First, we need to fetch the current state of our Swig account. This contains all the roles and their permissions that we set up in the previous tutorials.

2. Find the Appropriate Role

const tokenRole = swig.findRolesByEd25519SignerPk(tokenAuthority.publicKey)[0];

We locate the role associated with our token authority. Remember from the previous tutorial that this role was created with specific token transfer limits.

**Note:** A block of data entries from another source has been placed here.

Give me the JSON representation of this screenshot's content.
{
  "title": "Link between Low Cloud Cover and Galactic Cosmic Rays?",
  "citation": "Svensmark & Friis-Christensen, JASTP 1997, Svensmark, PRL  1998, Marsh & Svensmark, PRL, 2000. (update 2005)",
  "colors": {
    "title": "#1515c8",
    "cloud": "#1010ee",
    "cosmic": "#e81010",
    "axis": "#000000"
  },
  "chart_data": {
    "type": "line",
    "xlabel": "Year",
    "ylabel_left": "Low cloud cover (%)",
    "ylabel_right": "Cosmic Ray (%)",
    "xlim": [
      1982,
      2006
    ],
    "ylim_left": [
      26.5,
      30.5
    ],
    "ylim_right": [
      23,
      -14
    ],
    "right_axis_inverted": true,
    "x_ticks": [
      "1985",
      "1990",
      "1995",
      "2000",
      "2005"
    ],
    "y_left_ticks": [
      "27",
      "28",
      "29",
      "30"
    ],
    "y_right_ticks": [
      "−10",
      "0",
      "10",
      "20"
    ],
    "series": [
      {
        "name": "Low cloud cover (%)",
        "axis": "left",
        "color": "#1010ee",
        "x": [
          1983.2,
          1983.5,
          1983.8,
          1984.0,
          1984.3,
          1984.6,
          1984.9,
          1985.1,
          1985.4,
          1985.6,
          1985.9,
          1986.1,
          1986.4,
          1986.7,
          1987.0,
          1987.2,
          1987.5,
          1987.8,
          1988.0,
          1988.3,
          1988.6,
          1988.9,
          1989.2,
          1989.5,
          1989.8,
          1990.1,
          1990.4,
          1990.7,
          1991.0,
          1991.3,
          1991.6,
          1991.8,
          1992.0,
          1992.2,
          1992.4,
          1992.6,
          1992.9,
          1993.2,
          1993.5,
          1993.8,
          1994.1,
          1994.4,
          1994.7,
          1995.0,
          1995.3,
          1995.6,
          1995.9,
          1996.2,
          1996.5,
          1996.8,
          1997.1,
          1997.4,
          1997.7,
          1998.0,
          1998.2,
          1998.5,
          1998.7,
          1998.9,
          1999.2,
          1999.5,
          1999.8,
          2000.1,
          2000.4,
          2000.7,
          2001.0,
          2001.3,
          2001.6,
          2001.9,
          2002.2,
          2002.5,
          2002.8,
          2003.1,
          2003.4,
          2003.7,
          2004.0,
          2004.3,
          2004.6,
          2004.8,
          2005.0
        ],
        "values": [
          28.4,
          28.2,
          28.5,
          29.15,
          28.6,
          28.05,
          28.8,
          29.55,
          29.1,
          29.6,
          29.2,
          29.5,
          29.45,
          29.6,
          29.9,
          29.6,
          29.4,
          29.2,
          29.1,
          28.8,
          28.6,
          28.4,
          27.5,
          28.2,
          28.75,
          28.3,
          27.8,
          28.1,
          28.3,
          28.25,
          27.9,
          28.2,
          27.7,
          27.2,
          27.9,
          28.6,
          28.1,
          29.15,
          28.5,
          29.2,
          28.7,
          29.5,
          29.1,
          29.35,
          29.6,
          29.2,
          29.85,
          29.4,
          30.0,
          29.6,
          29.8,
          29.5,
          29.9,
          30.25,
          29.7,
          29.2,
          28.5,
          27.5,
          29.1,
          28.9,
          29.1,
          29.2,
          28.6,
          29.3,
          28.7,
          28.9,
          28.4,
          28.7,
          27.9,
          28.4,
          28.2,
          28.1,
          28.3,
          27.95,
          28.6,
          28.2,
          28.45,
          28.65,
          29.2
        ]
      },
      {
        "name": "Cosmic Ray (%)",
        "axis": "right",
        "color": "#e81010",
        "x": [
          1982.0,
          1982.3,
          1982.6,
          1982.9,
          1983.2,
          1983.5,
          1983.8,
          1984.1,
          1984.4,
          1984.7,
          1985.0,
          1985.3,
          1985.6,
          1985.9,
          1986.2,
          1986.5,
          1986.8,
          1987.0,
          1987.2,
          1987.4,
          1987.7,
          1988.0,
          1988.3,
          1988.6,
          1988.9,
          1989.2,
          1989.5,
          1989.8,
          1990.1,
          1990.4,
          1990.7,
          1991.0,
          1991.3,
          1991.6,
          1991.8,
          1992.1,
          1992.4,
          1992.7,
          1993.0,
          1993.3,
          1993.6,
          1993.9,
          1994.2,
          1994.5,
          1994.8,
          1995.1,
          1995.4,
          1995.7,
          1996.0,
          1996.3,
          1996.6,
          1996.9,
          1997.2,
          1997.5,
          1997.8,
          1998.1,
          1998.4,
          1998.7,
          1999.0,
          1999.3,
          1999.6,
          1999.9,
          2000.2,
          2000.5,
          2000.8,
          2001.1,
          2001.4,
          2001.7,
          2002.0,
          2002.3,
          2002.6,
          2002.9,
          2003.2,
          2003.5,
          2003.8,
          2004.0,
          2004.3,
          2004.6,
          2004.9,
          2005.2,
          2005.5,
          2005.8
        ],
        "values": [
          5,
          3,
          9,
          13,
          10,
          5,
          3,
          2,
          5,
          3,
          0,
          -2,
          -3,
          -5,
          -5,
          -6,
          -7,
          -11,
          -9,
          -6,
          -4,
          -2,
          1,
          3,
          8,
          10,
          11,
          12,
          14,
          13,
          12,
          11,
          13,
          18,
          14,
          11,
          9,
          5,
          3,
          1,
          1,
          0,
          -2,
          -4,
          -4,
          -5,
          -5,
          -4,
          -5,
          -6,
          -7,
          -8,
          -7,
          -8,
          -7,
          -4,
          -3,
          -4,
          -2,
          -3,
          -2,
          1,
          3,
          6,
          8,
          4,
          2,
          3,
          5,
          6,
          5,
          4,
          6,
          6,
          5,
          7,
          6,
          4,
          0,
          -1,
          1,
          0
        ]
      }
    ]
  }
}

💡 A single authority can have multiple roles. Always make sure you’re using the correct role for your intended action.

3. Create the Instruction

const transferIx = createTransferInstruction(
  swigTokenAccount,
  recipientTokenAccount,
  swigAddress,
  BigInt(10)
);

Create the instruction that needs to be signed. In this case, it’s a token transfer instruction, but Swig can sign any type of instruction as long as the role has the appropriate permissions.

4. Sign the Instruction

const signedTransfer = await signInstruction(
  tokenRole,
  tokenAuthority.publicKey,
  [transferIx]
);

This is where the magic happens. The signInstruction function:

  1. Verifies that the role has permission to sign this type of instruction
  2. Creates a signature using the authority’s credentials
  3. Wraps the original instruction with Swig’s signing logic

🔒 Swig validates both the authority type and action permissions at this stage

5. Build and Send the Transaction

const transaction = new Transaction().add(signedTransfer);
await sendAndConfirmTransaction(connection, transaction, [tokenAuthority]);

Finally, we build the transaction with our signed instruction and send it to the network. Note that the transaction still needs to be signed by the authority’s keypair because they’re the one paying for the transaction fees.

Understanding Signature Verification

When the transaction reaches the Solana network, the Swig program will:

  1. Extract the original instruction
  2. Verify the authority’s signature
  3. Check that the role’s permissions allow this action
  4. Execute the instruction if all checks pass

🧠 This multi-step verification ensures that only authorized actions are performed

Ready to try it?

Make sure you have:

  1. Completed the previous tutorials
  2. Have a running validator (bun start-validator)
  3. Created a Swig account with appropriate authorities

Then run:

bun run ./tutorial-3.ts

The link at the end of the tutorial will take you to the swig on the Solana Explorer. You will see multiple transactions and there should be one failed which shows the negative case.